Avec le retour, en 1909, sur le bassin de la Prévalaye pour l’organisation de sa régate annuelle, la SRR qui avait à sa refondation en 1901 réaffirmé sa vocation sportive («la SRR a été créée pour faire des courses et non des promenades d’agrément», précisait le Comité Directeur, le 15 décembre 1901), va progressivement retrouver le niveau d’excellence atteint avec la Régate internationale de 1888 et renouer avec la compétition au niveau régional: dès 1908, des rameurs rennais s’étaient mesurés à ceux des Sociétés Nautiques de Loire et Ouest en participant aux Régates de Nantes où ils avaient remporté la Coupe de Loire et, en 1909, Nantes est à nouveau engagé dans la régate organisée sur le bassin de la Prévalaye, en même temps que les deux yoles à huit de Saint-Malo rivalisent sur ce même bassin.
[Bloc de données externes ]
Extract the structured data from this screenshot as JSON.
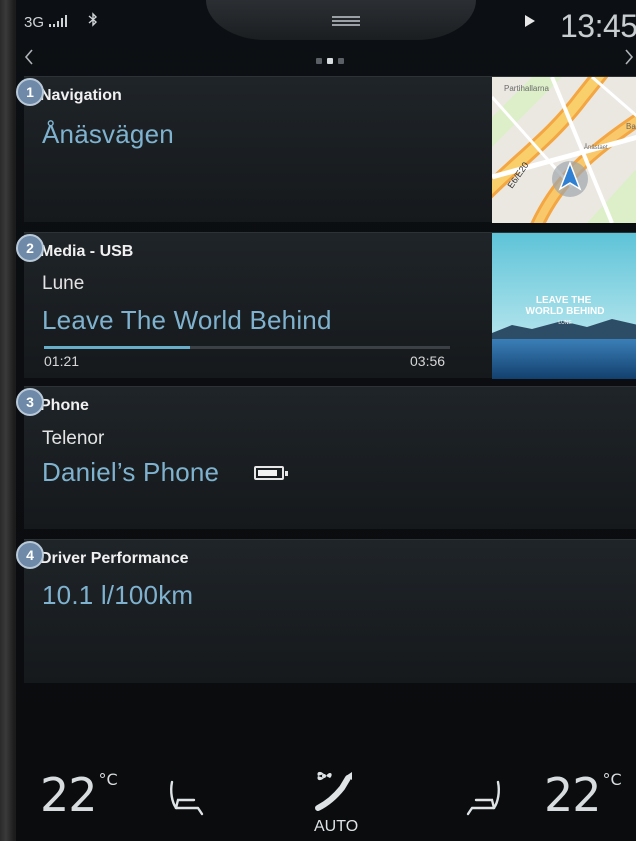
{
  "status_bar": {
    "network": "3G",
    "signal_icon": "signal-bars-icon",
    "bluetooth_icon": "bluetooth-icon",
    "play_icon": "play-icon",
    "clock": "13:45"
  },
  "pager": {
    "pages": 3,
    "active_index": 1
  },
  "badges": [
    "1",
    "2",
    "3",
    "4"
  ],
  "tiles": {
    "navigation": {
      "title": "Navigation",
      "destination": "Ånäsvägen",
      "map_labels": [
        "Partihallarna",
        "Ånästaet",
        "E6/E20",
        "Ba"
      ]
    },
    "media": {
      "title": "Media - USB",
      "artist": "Lune",
      "track": "Leave The World Behind",
      "elapsed": "01:21",
      "duration": "03:56",
      "progress_fraction": 0.36,
      "album_text": "LEAVE THE WORLD BEHIND",
      "album_sub": "LUNE"
    },
    "phone": {
      "title": "Phone",
      "carrier": "Telenor",
      "device": "Daniel’s Phone",
      "battery_level": 0.85
    },
    "driver_performance": {
      "title": "Driver Performance",
      "value": "10.1 l/100km"
    }
  },
  "climate": {
    "left_temp": "22",
    "right_temp": "22",
    "unit": "°C",
    "mode": "AUTO"
  },
  "colors": {
    "accent_text": "#7fb2cf",
    "progress": "#66aeca",
    "badge": "#6e8aa8"
  }
}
En mai 1910 un 4 outrigger rennais composé de Tréluyer, Eudel, Bard et Lapointe participera à la célébration du 25e anniversaire du Club Nautique de Saumur et terminera 2 e de sa course derrière le Club Nautique de France et devant Châtellerault, Angers et Orléans.

Par la suite, le Cabinet-Vert, dont la baignade fonctionnera sans doute jusque dans les années 1920, notamment pour l’entraînement des joueurs de water-polo, accueillera encore quelques manifestations nautiques comme le concours de natation organisé par le Stade Rennais Université Club le 10 juillet 1910 ou la fête de natation de l’Union Sportive Rennaise du 14 septembre 1913.

Aujourd’hui, alors que le Cabinet-Vert n’est plus fréquenté par les rameurs qu’à l’occasion de la Traversée de Rennes (pour franchir l’écluse Dupont des Loges), une yolette de la Société des Régates Rennaises-Aviron porte toujours son nom.